Characteristic for non-vertical "straight lines" is that they correspond with functions that can be prescribed by $x\mapsto ax+b$ where $a,b$ are fixed real numbers.
Based on equation $y=ax+b$ we can find an expression for $x$ in $y$ under the extra condition that $a\neq0$: $$x=\frac1{a}(y-b)$$By interchanging $x$ and $y$ we find the inverse function is:$$y=\frac1{a}(x-b)$$ This tells us that such linear functions have an inverse if $a\neq0$. In case $a=0$ we are dealing with a constant function prescribed by $x\mapsto b$. This function is not injective hence has no inverse.
Best Answer
It’s just a bit more complicated than reflecting the graph about the line $y=x$, because the result may not be the graph of a function any more. Note that if you take your original picture and perform the reflection, there are two points in the new picture with $x$-coordinate $0$, and none with $x$-coordinate $1$.

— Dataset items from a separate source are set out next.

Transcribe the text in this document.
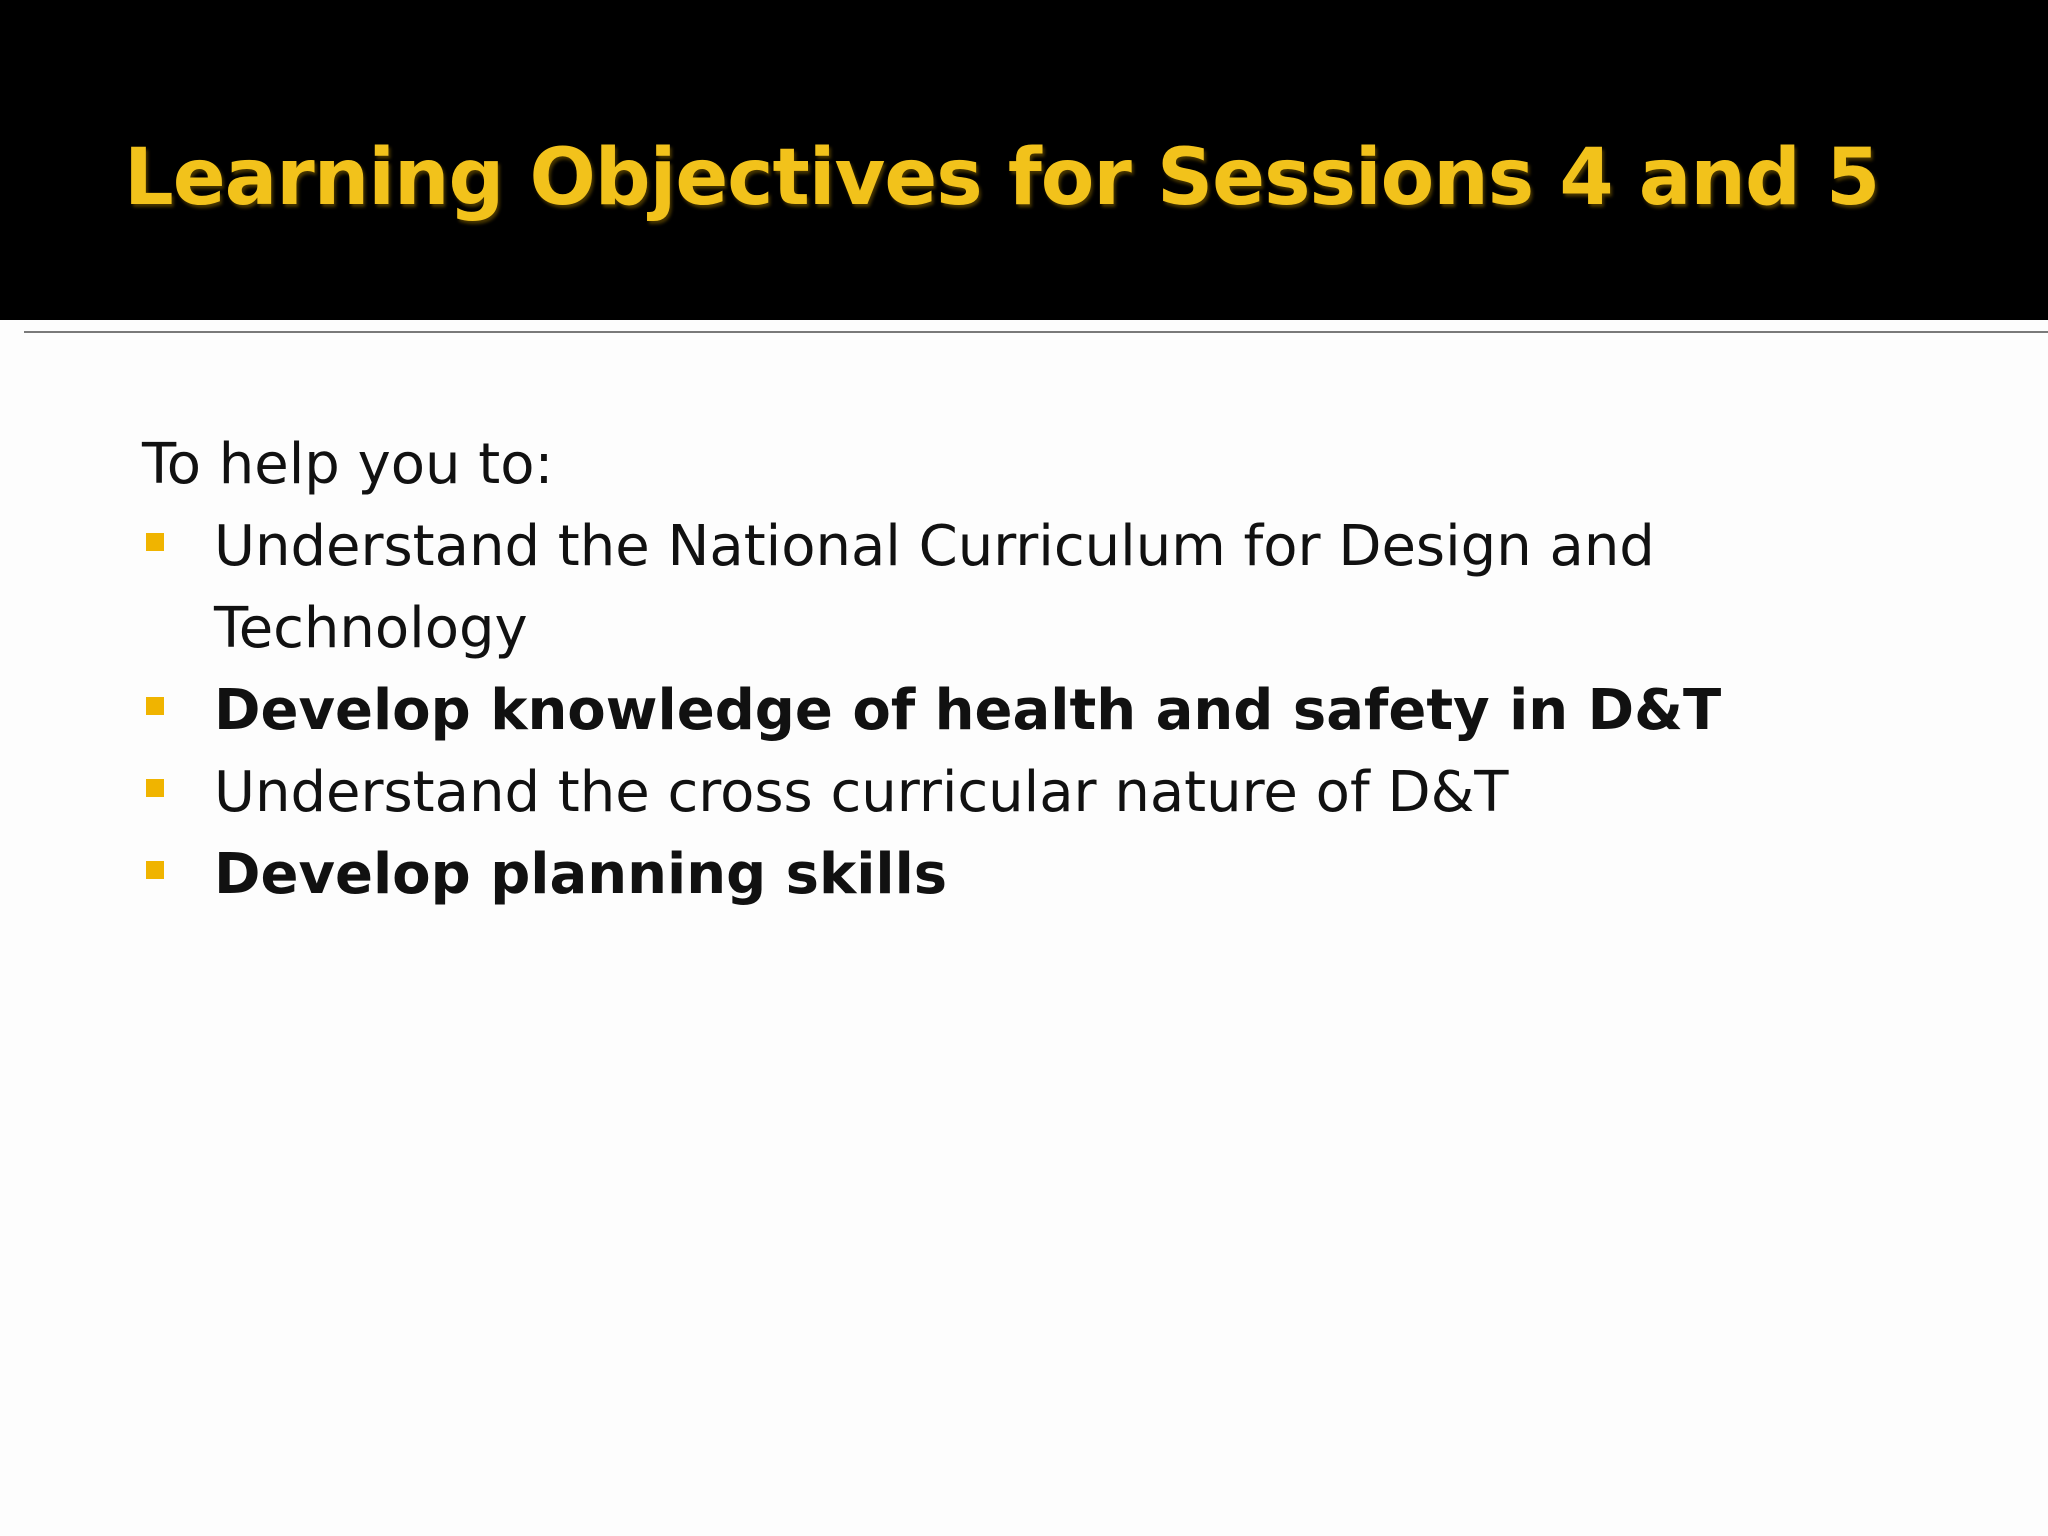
Learning Objectives for Sessions 4 and 5

To help you to:

Understand the National Curriculum for Design and Technology
Develop knowledge of health and safety in D&T
Understand the cross curricular nature of D&T
Develop planning skills
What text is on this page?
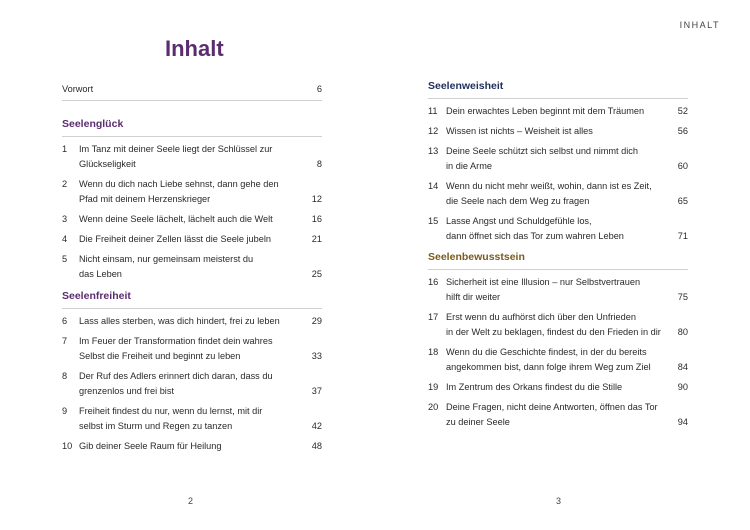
Inhalt
Vorwort	6
Seelenglück
1	Im Tanz mit deiner Seele liegt der Schlüssel zur
Glückseligkeit	8
2	Wenn du dich nach Liebe sehnst, dann gehe den
Pfad mit deinem Herzenskrieger	12
3	Wenn deine Seele lächelt, lächelt auch die Welt	16
4	Die Freiheit deiner Zellen lässt die Seele jubeln	21
5	Nicht einsam, nur gemeinsam meisterst du
das Leben	25
Seelenfreiheit
6	Lass alles sterben, was dich hindert, frei zu leben	29
7	Im Feuer der Transformation findet dein wahres
Selbst die Freiheit und beginnt zu leben	33
8	Der Ruf des Adlers erinnert dich daran, dass du
grenzenlos und frei bist	37
9	Freiheit findest du nur, wenn du lernst, mit dir
selbst im Sturm und Regen zu tanzen	42
10 Gib deiner Seele Raum für Heilung	48
2
INHALT
Seelenweisheit
11 Dein erwachtes Leben beginnt mit dem Träumen	52
12 Wissen ist nichts – Weisheit ist alles	56
13 Deine Seele schützt sich selbst und nimmt dich
in die Arme	60
14 Wenn du nicht mehr weißt, wohin, dann ist es Zeit,
die Seele nach dem Weg zu fragen	65
15 Lasse Angst und Schuldgefühle los,
dann öffnet sich das Tor zum wahren Leben	71
Seelenbewusstsein
16 Sicherheit ist eine Illusion – nur Selbstvertrauen
hilft dir weiter	75
17 Erst wenn du aufhörst dich über den Unfrieden
in der Welt zu beklagen, findest du den Frieden in dir 80
18 Wenn du die Geschichte findest, in der du bereits
angekommen bist, dann folge ihrem Weg zum Ziel	84
19 Im Zentrum des Orkans findest du die Stille	90
20 Deine Fragen, nicht deine Antworten, öffnen das Tor
zu deiner Seele	94
3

The elaborate way of describing the situation is: consider a function $f\colon X\to Y$, $X$ being the domain of the function, and $Y$ being the target space. There is a left inverse $g\colon Y\to X$ satisfying $g(f(x))=x$ for all $x\in X$, if and only if the original $f$ was one-to-one. And there is a right inverse $h\colon Y\to X$ satisfying $f(h(y))=y$ for all $y\in Y$ if and only if $f$ was onto $Y$.
Examples with $X=Y=\mathbb R$: the exponential function $\exp(x)=e^x$ is one-to-one but not onto, and has this left inverse $g$: if $t>0$, $g(t)=\ln(t)$, while if $t\le0$, $g(t)=17$. The function $\tan^*$ cooked up from the tangent by setting $\tan^*(x)=\tan(x)$ if $x$ is not an odd multiple of $\pi/2$, and $\tan^*((k+1/2)\pi)=0$ is onto, and has the right inverse $h=\arctan$, the usual inverse tangent function. Notice that $g$ is not a right inverse of the exponential function any more than $h$ is a left inverse of the hoked-up tangent function.